Pameran seni di Pendopo sukses besar. Dalam lelang yang di adakan waktu pameran tadi, "in utero" laku terjual 250 juta. Pembelinya seseorang dari luar kota, yang pada waktu pelelangan tidak datang dan diwakili oleh orang suruhannya. Jadi aku tidak bisa bertemu secara langsung dengan kolektor "in utero".

^^

Jarum jam berdentang 12 kali. Sudah tengah malam. Aku masih juga tidak bisa tidur. Berbagai pikiran berkecamuk di dalam otakku.

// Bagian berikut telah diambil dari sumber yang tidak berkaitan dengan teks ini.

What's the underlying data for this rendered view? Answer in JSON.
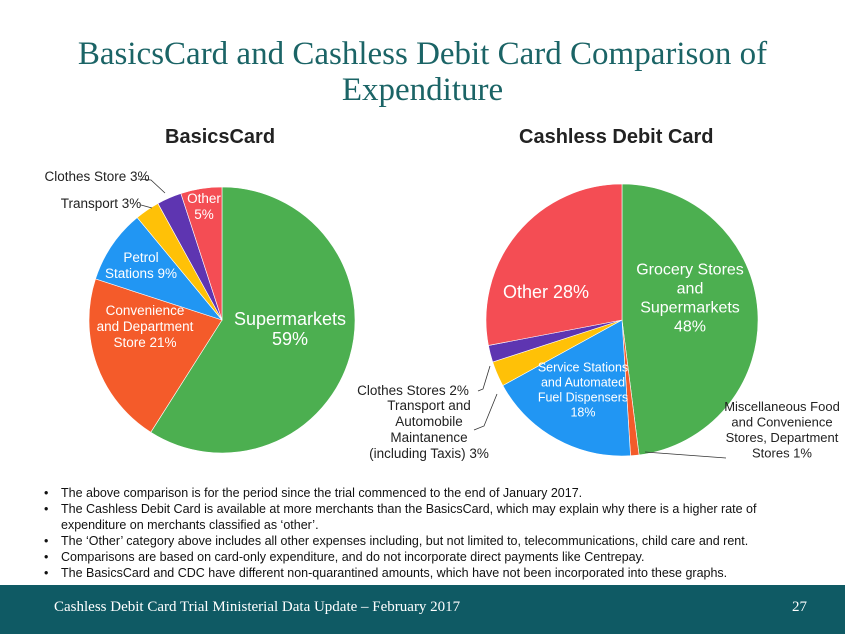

Dulu, aku pamit pergi ke kota dengan tujuan untuk mencari penghidupan yang lebih layak, dan suatu janji kelak jika aku sudah berhasil aku akan pulang dan membawa kembali anak dan istriku untuk menikmati keberhasilan yang kuperoleh. Tapi, ternyata  kenikmatan yang ditawarkan oleh kesuksesan itu telah membuatku lupa akan segalanya. Aku melupakan istriku. Aku melupakan anakku. Bahkan aku melupakan agamaku. Sampai suatu ketika datang seseorang yang mengingatkan aku kembali pada anak dan istriku.

Dan disaat rasa penyesalanku ini datang menghampiri, semua sudah terlambat. Sangat terlambat. Istriku sudah meninggal. Anakku tidak mau menerima aku sebagai bapaknya. Dan aku sendirian. Dan aku sendirian. Hanya ditemani "in utero", kolase yang kubeli pada lelang kemarin.

--d r o p--

[2006-2015]

1) “In Utero”, judul salah satu album Nirvana.
2) Benang tajam yang biasa digunakan untuk saling beradu layang-layang.